Der Rat der Stadt Emmerich am Rhein beschließt, dass alle unternommenen Handlungen veröffentlicht werden.

 

 

Die Stadt Emmerich am Rhein hat eine lange Tradition Menschen aus unterschiedlichen Herkunftsländern eine neue Heimat zu bieten. Großes ehrenamtliches Engagement hat hierzu einen erheblichen Beitrag geleistet. Die Einwohner mit Migrationshintergrund können immer auch als Bereicherung für die Stadt erlebt werden.

 

Gerne hat die Verwaltung in diesem Jahr in Emmerich eine der deutschlandweit insgesamt 408 Familien aufgenommen, die aus dem abgebrannten Lager in Moria stammt.

 

Die Vergangenheit hat insoweit gezeigt, dass es keinen Zweifel darangeben kann, dass Emmerich am Rhein ein „sicherer Hafen“ ist.

 

Den zurückliegenden Beschlüssen des Haupt- und Finanzausschusses bzw.
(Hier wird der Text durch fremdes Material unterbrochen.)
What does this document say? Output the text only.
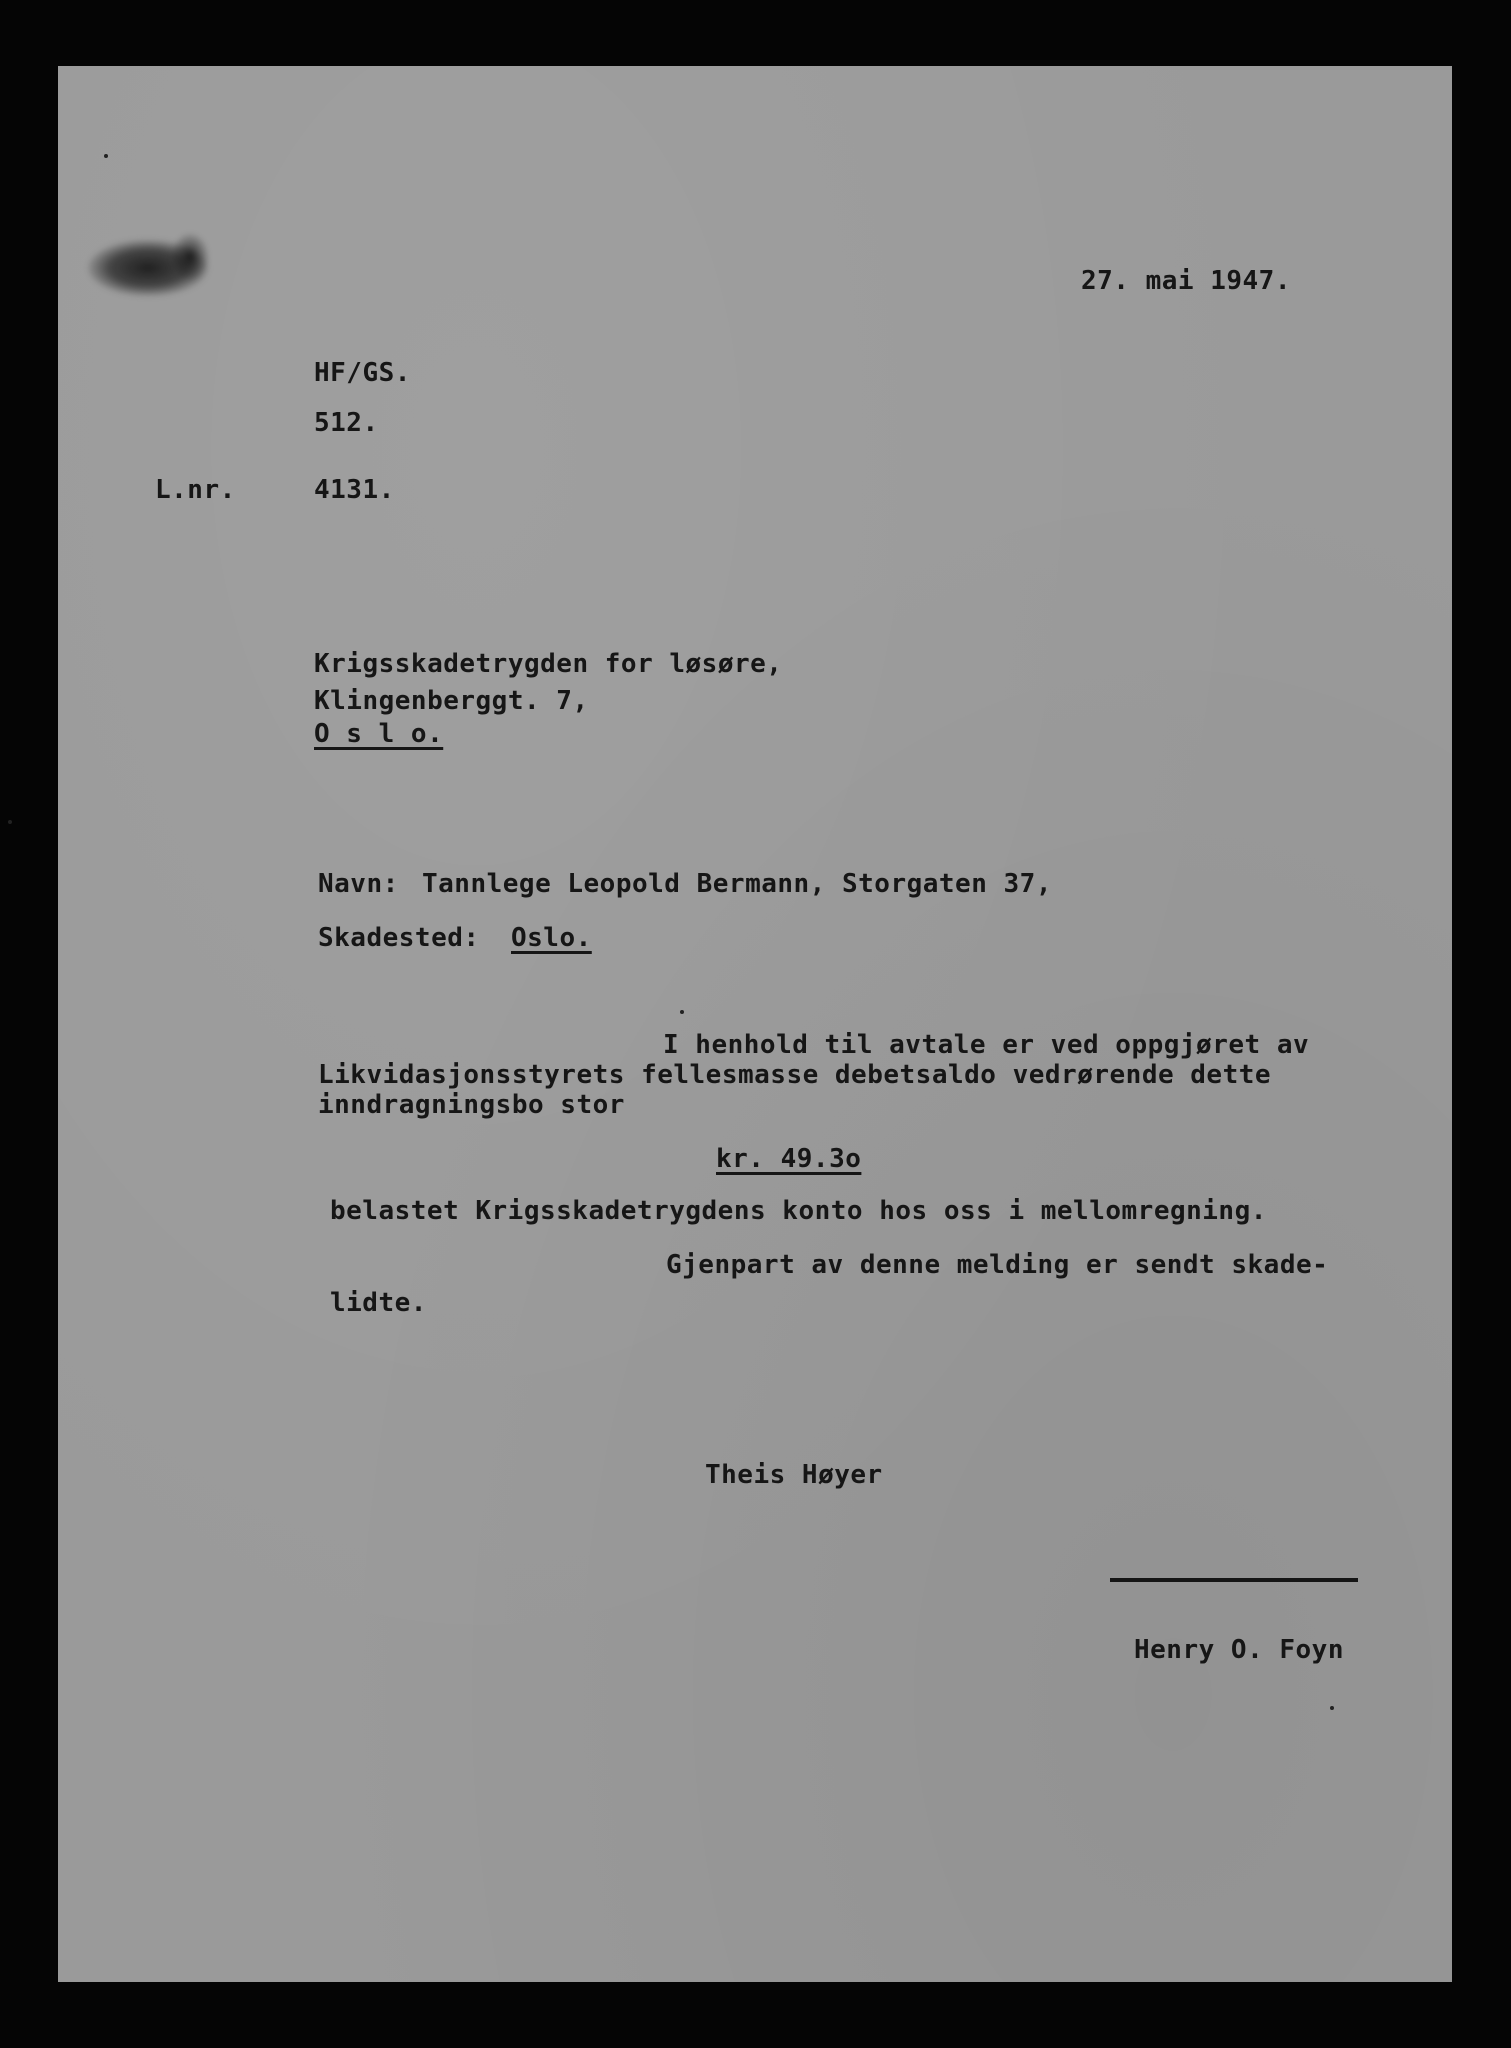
27. mai 1947.
HF/GS.
512.
L.nr.	4131.
Krigsskadetrygden for løsøre,
Klingenberggt. 7,
O s l o.
Navn: Tannlege Leopold Bermann, Storgaten 37,
Skadested: Oslo.
I henhold til avtale er ved oppgjøret av
Likvidasjonsstyrets fellesmasse debetsaldo vedrørende dette
inndragningsbo stor
kr. 49.3o
belastet Krigsskadetrygdens konto hos oss i mellomregning.
Gjenpart av denne melding er sendt skade-
lidte.
Theis Høyer
Henry O. Foyn
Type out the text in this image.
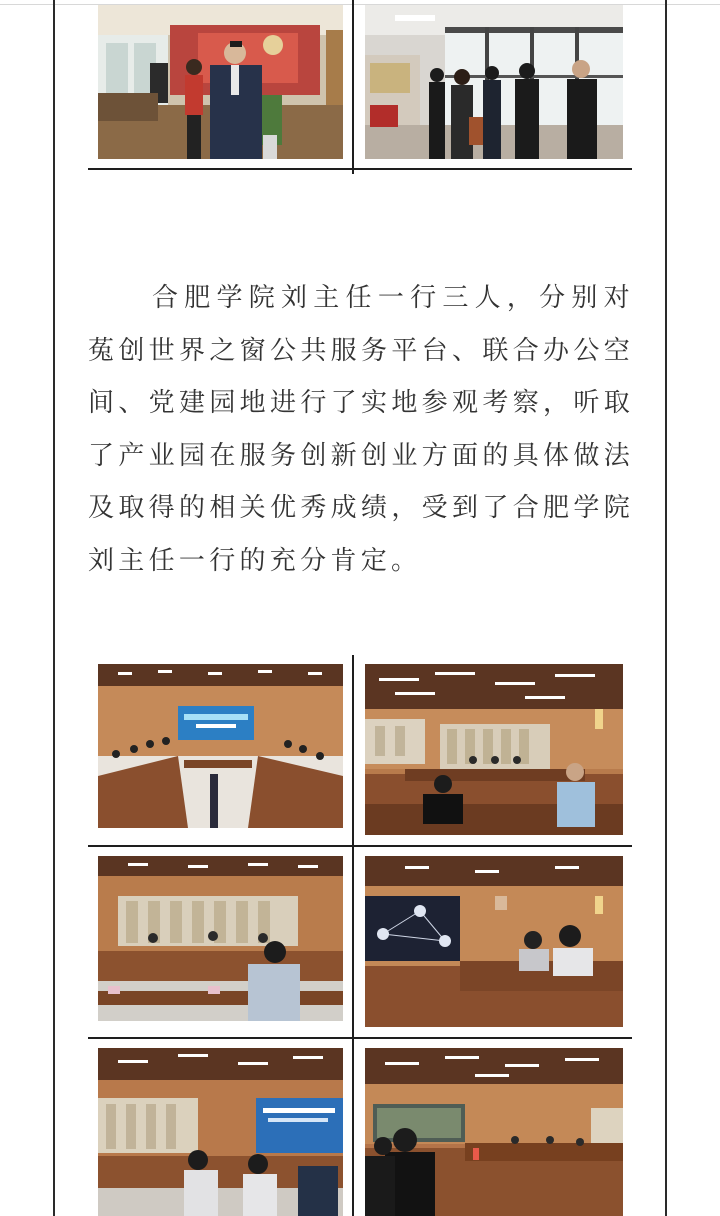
合肥学院刘主任一行三人，分别对菟创世界之窗公共服务平台、联合办公空间、党建园地进行了实地参观考察，听取了产业园在服务创新创业方面的具体做法及取得的相关优秀成绩，受到了合肥学院刘主任一行的充分肯定。
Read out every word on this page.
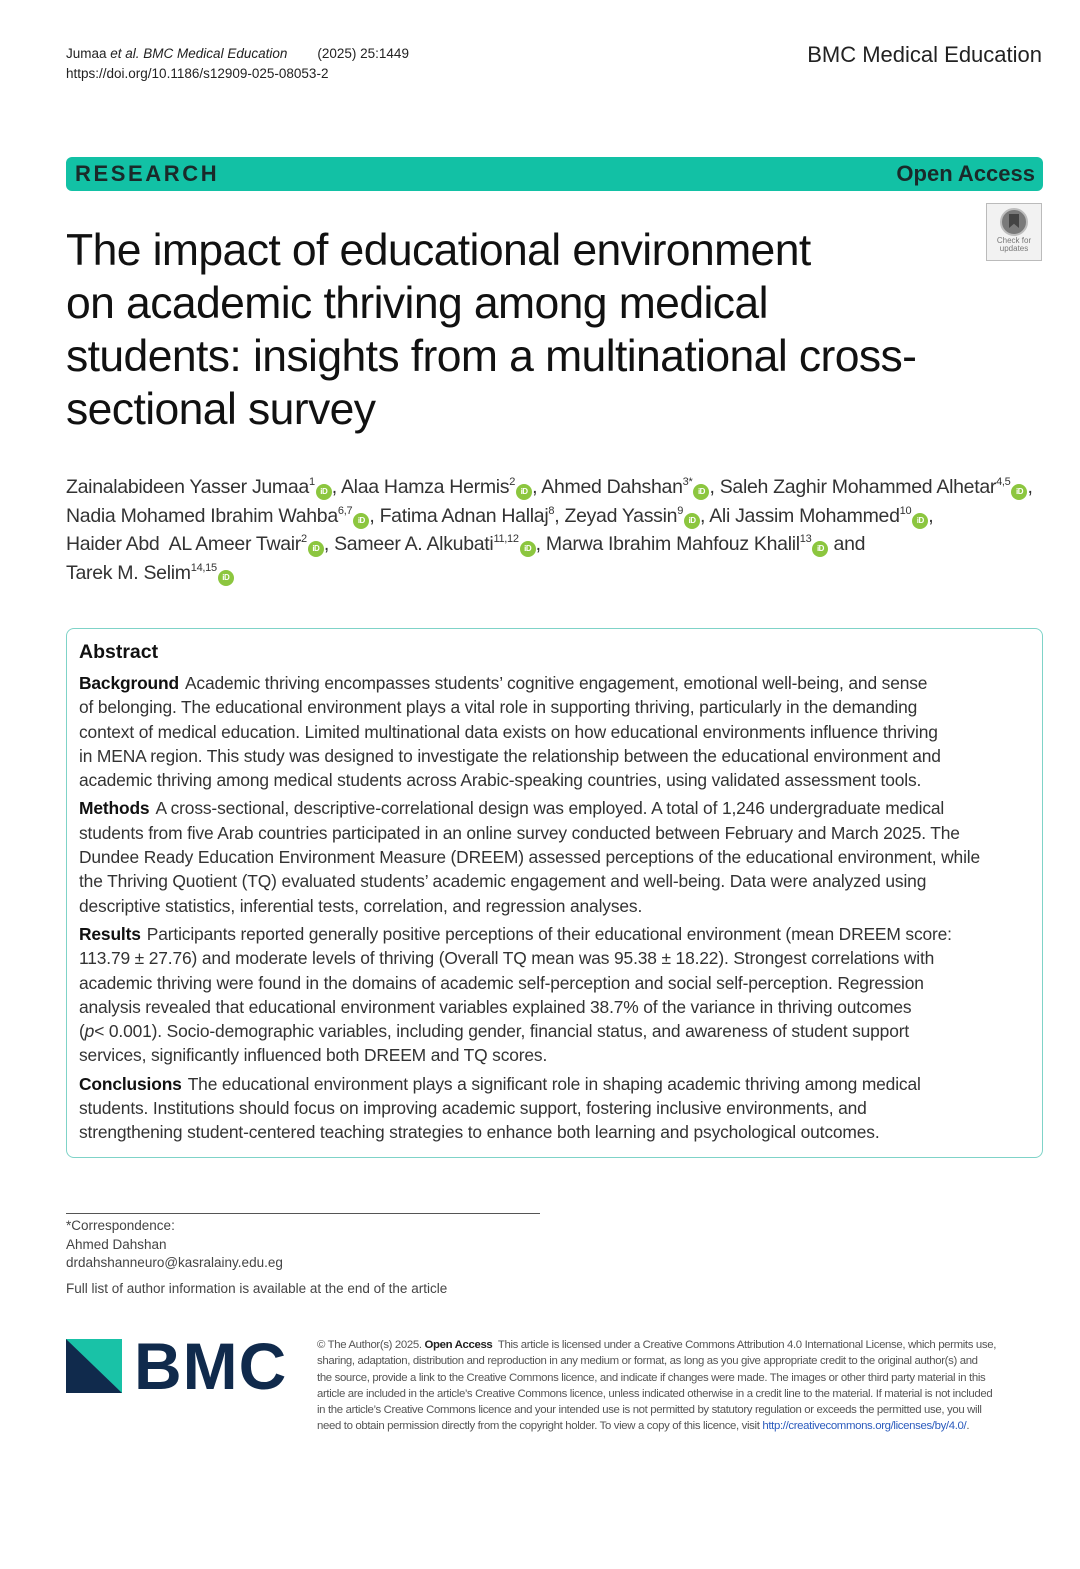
Jumaa et al. BMC Medical Education (2025) 25:1449
https://doi.org/10.1186/s12909-025-08053-2
BMC Medical Education
RESEARCH	Open Access
Check for
updates
The impact of educational environment
on academic thriving among medical
students: insights from a multinational cross-
sectional survey
Zainalabideen Yasser Jumaa$^1$iD , Alaa Hamza Hermis$^2$iD , Ahmed Dahshan$^{3*}$iD , Saleh Zaghir Mohammed Alhetar$^{4,5}$iD ,
Nadia Mohamed Ibrahim Wahba$^{6,7}$iD , Fatima Adnan Hallaj$^8$, Zeyad Yassin$^9$iD , Ali Jassim Mohammed$^{10}$iD ,
Haider Abd  AL Ameer Twair$^2$iD , Sameer A. Alkubati$^{11,12}$iD , Marwa Ibrahim Mahfouz Khalil$^{13}$iD and
Tarek M. Selim$^{14,15}$iD
Abstract
Background Academic thriving encompasses students’ cognitive engagement, emotional well-being, and sense
of belonging. The educational environment plays a vital role in supporting thriving, particularly in the demanding
context of medical education. Limited multinational data exists on how educational environments influence thriving
in MENA region. This study was designed to investigate the relationship between the educational environment and
academic thriving among medical students across Arabic-speaking countries, using validated assessment tools.
Methods A cross-sectional, descriptive-correlational design was employed. A total of 1,246 undergraduate medical
students from five Arab countries participated in an online survey conducted between February and March 2025. The
Dundee Ready Education Environment Measure (DREEM) assessed perceptions of the educational environment, while
the Thriving Quotient (TQ) evaluated students’ academic engagement and well-being. Data were analyzed using
descriptive statistics, inferential tests, correlation, and regression analyses.
Results Participants reported generally positive perceptions of their educational environment (mean DREEM score:
113.79 ± 27.76) and moderate levels of thriving (Overall TQ mean was 95.38 ± 18.22). Strongest correlations with
academic thriving were found in the domains of academic self-perception and social self-perception. Regression
analysis revealed that educational environment variables explained 38.7% of the variance in thriving outcomes
(p< 0.001). Socio-demographic variables, including gender, financial status, and awareness of student support
services, significantly influenced both DREEM and TQ scores.
Conclusions The educational environment plays a significant role in shaping academic thriving among medical
students. Institutions should focus on improving academic support, fostering inclusive environments, and
strengthening student-centered teaching strategies to enhance both learning and psychological outcomes.
*Correspondence:
Ahmed Dahshan
drdahshanneuro@kasralainy.edu.eg
Full list of author information is available at the end of the article
BMC	© The Author(s) 2025. Open Access This article is licensed under a Creative Commons Attribution 4.0 International License, which permits use,
sharing, adaptation, distribution and reproduction in any medium or format, as long as you give appropriate credit to the original author(s) and
the source, provide a link to the Creative Commons licence, and indicate if changes were made. The images or other third party material in this
article are included in the article’s Creative Commons licence, unless indicated otherwise in a credit line to the material. If material is not included
in the article’s Creative Commons licence and your intended use is not permitted by statutory regulation or exceeds the permitted use, you will
need to obtain permission directly from the copyright holder. To view a copy of this licence, visit http://creativecommons.org/licenses/by/4.0/.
Rates in selbiger Angelegenheit folgend, schlägt die Verwaltung vor, die Eingabe abzulehnen und dem Bündnis „Seebrücke – Sichere Häfen“ nicht beizutreten.

 

 

Finanz- und haushaltswirtschaftliche Auswirkungen :

 

Die Maßnahme hat keine finanz- und haushaltswirtschaftlichen Auswirkungen.

 

 

Leitbild :

 

Die Maßnahme steht im Einklang mit den Zielen des Leitbildes Kapitel 6.2.